Après avoir lu quelques-uns de leur poème, comme Il Pleure dans mon Cœur de Verlaine et Aube de Rimbaud, j’ai réalisé que leurs œuvres ne traitaient pas, ou du moins pas d’après mes recherches et mon sens de l’analyse possiblement pas assez développé, de leur amour/amitié/haine réciproque, ce qui, même malgré la beauté de leurs écrits, n’a pas tellement de lien avec le sujet de l’homosexualité. J’ai toutefois trouvé, dans la vaste toile des internets, deux lettres de Verlaine adressée à Rimbaud qui en dévoile beaucoup sur l’ambiguïté de leur relation. Dans la première écrite en 1872, Verlaine demande à son amant de l’aimer (on peut faire ça ???) : « Aime-moi, protège et donne confiance. Étant très faible, j'ai très besoin de bontés. », ce qui contraste fortement avec la lettre envoyée deux ans plus tard où Verlaine accuse son destinataire de lui demander de l’argent à des fins inutiles, de ne pas répondre à ses lettres et d’être « en des voies idiotes ».

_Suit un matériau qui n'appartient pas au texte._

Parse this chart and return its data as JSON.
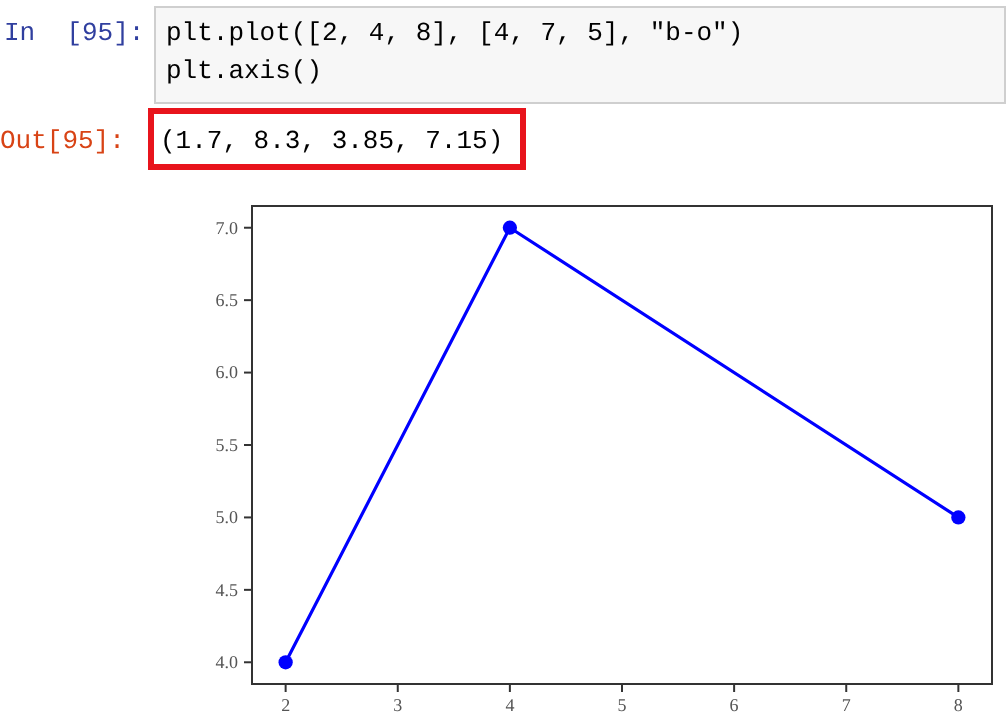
{
  "chart_data": {
    "type": "line",
    "x": [
      2,
      4,
      8
    ],
    "series": [
      {
        "color": "#0000ff",
        "values": [
          4,
          7,
          5
        ]
      }
    ],
    "xlim": [
      1.7,
      8.3
    ],
    "xticks": [
      2,
      3,
      4,
      5,
      6,
      7,
      8
    ],
    "ylim": [
      3.85,
      7.15
    ],
    "yticks": [
      {
        "value": 4,
        "label": "4.0"
      },
      {
        "value": 4.5,
        "label": "4.5"
      },
      {
        "value": 5,
        "label": "5.0"
      },
      {
        "value": 5.5,
        "label": "5.5"
      },
      {
        "value": 6,
        "label": "6.0"
      },
      {
        "value": 6.5,
        "label": "6.5"
      },
      {
        "value": 7,
        "label": "7.0"
      }
    ],
    "grid": false,
    "marker": "circle",
    "line_style": "solid",
    "annotations": [
      "In  [95]:",
      "plt.plot([2, 4, 8], [4, 7, 5], ″b-o″)",
      "plt.axis()",
      "Out[95]:",
      "(1.7, 8.3, 3.85, 7.15)"
    ]
  }
}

Ce sont de vraies personnes !!!

 

Et ce qui me plait chez ces hommes. Malgré le fait qu’ils soient aujourd’hui compté dans les poètes les plus célèbres, ils ajoutent un caractère beaucoup plus humain à l’homosexualité. Contrairement aux personnages des œuvres précédemment présentées, ils ne sont en rien stéréotypés ou idéalisés, ce sont plutôt de vrais (dans le sens d’authentique) personnes, victimes de la solitude, des amours, des drogues, de la religion. En mon sens, mêmes s’ils sont censés être « maudits » il est beaucoup plus facile de m’identifier à ses poètes qu’à n’importe quels autres personnages dont j’ai fait mention (à part pour la partie violence ça va de soi).

 

 

 

 

 

En guise de conclusion, j’aimerais de me donner une mission par rapport à l’homosexualité, toute autre que celles des génération LGBT précédente, afin de peaufiner son chemin vers la plénitude. Même si je me suis retrouvé à retracer le passage de nombreux personnages homosexuels du passé dans ce texte, ma mission en tant que sociétaire de la génération Y est toute autre : je me dois, comme tous mes semblables lesbiens ou pas devraient le faire, de banaliser l’homosexualité. C’est la prochaine étape. Je ne dis pas qu’il faut nier les parcours scabreux de nos ancêtres ou de nos confrères d’ailleurs qui ne peuvent toujours pas s’épanouir, mais il me semble que, pour les aider (pour nous aider), nous devrions aujourd’hui traiter de l’homosexualité comme on traiterais de la mélodie d’une chanson, de la saveur d’une chocolatine, de l’hétérosexualité. C’est beau, C’EST DE L’AMOUR, mais ce n’est pas marginal.

Ps : Eh oui, je conclu mon travail avec une note rose-kétaine-moralisatrice-Peace and love, mais j’assume pleinement.